Another solution proposed to improve the efficiency of offshore drilling operations is disclosed in U.S. Pat. No. 6,443,240 to Scott. In the '240 patent, two risers extend from the drilling platform and are both connected to the wellbore though the BOP. Tasks and operations such those associated with drilling and completion, for example, and without limitation to, jetting, driving pipe, drilling with pipe (e.g., drillpipe, casing, liners), cementing, setting casing, hanging liners, gravel packing, logging, fluid sampling, formation testing, measuring with sensors, production and/or injection testing, formation stimulation, and fracturing can be conducted through the first riser, while another drilling operation is staged in the second riser.
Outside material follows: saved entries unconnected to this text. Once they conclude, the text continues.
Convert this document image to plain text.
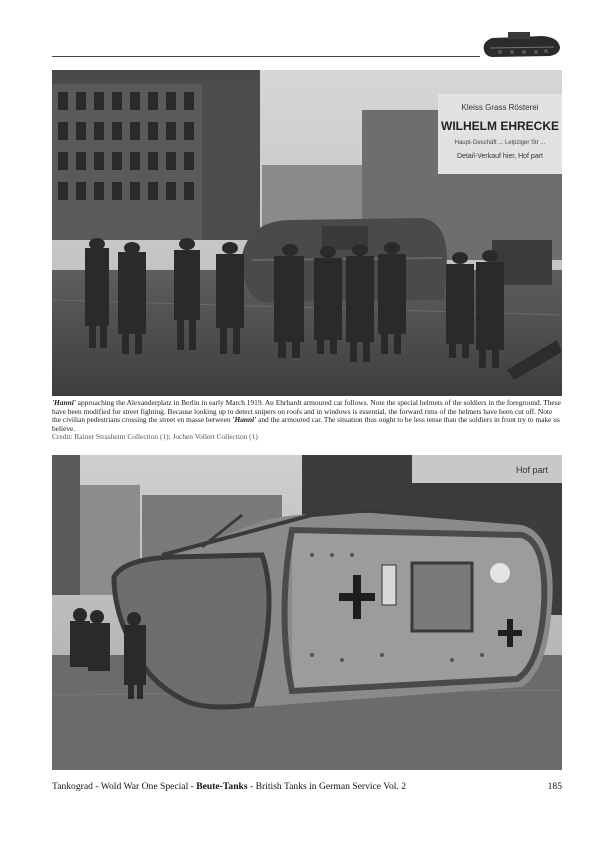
Kleiss Grass Rösterei
WILHELM EHRECKE
Haupt-Geschäft ... Leipziger Str ...
Detail-Verkauf hier, Hof part
'Hanni' approaching the Alexanderplatz in Berlin in early March 1919. An Ehrhardt armoured car follows. Note the special helmets of the soldiers in the foreground. These have been modified for street fighting. Because looking up to detect snipers on roofs and in windows is essential, the forward rims of the helmets have been cut off. Note the civilian pedestrians crossing the street en masse between 'Hanni' and the armoured car. The situation thus ought to be less tense than the soldiers in front try to make us believe.
Credit: Rainer Strasheim Collection (1); Jochen Vollert Collection (1)
Hof part
Tankograd - Wold War One Special - Beute-Tanks - British Tanks in German Service Vol. 2	185
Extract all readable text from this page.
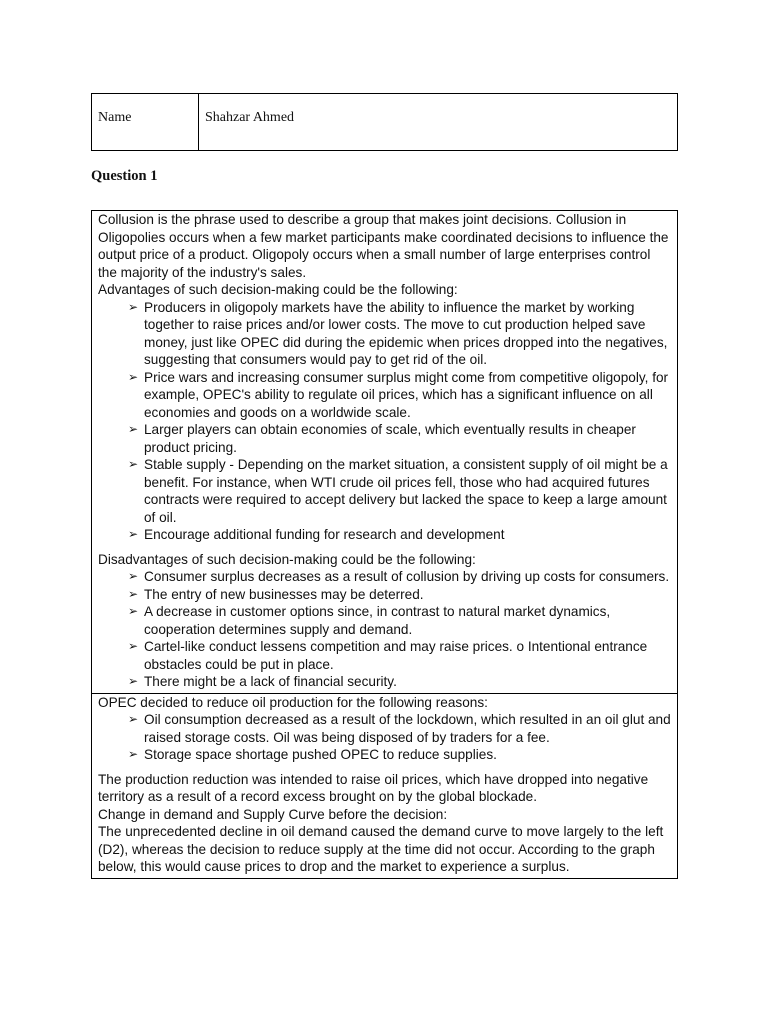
Name	Shahzar Ahmed
Question 1

Collusion is the phrase used to describe a group that makes joint decisions. Collusion in Oligopolies occurs when a few market participants make coordinated decisions to influence the output price of a product. Oligopoly occurs when a small number of large enterprises control the majority of the industry's sales.

Advantages of such decision-making could be the following:

➢ Producers in oligopoly markets have the ability to influence the market by working together to raise prices and/or lower costs. The move to cut production helped save money, just like OPEC did during the epidemic when prices dropped into the negatives, suggesting that consumers would pay to get rid of the oil.
➢ Price wars and increasing consumer surplus might come from competitive oligopoly, for example, OPEC's ability to regulate oil prices, which has a significant influence on all economies and goods on a worldwide scale.
➢ Larger players can obtain economies of scale, which eventually results in cheaper product pricing.
➢ Stable supply - Depending on the market situation, a consistent supply of oil might be a benefit. For instance, when WTI crude oil prices fell, those who had acquired futures contracts were required to accept delivery but lacked the space to keep a large amount of oil.
➢ Encourage additional funding for research and development

Disadvantages of such decision-making could be the following:

➢ Consumer surplus decreases as a result of collusion by driving up costs for consumers.
➢ The entry of new businesses may be deterred.
➢ A decrease in customer options since, in contrast to natural market dynamics, cooperation determines supply and demand.
➢ Cartel-like conduct lessens competition and may raise prices. o Intentional entrance obstacles could be put in place.
➢ There might be a lack of financial security.

OPEC decided to reduce oil production for the following reasons:

➢ Oil consumption decreased as a result of the lockdown, which resulted in an oil glut and raised storage costs. Oil was being disposed of by traders for a fee.
➢ Storage space shortage pushed OPEC to reduce supplies.

The production reduction was intended to raise oil prices, which have dropped into negative territory as a result of a record excess brought on by the global blockade.

Change in demand and Supply Curve before the decision:

The unprecedented decline in oil demand caused the demand curve to move largely to the left (D2), whereas the decision to reduce supply at the time did not occur. According to the graph below, this would cause prices to drop and the market to experience a surplus.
For example, when the first drilling assembly utilized in the first drilling task is withdrawn from the wellbore into the first riser, the second drilling assembly, staged in the second riser, can be run into the wellbore through the second riser. The proposed improvement in efficiency requires installation and maintenance of two riser assemblies.
There is, therefore, a desire to reduce the time required to drill and complete a wellbore. There is a further desire to provide a deep water drilling method and apparatus that can more fully utilize a platform rig assembly with multi-activity exploration and/or production capabilities, as well as completion, testing, workover, and maintenance capabilities. There is a still further desire to provide an apparatus and method for eliminating the use of some physical equipment traditionally required to conduct offshore drilling operations. And, there is yet a still further desire to provide a drilling system that is more efficient thus decreasing the costs associated with leasing capital drilling equipment.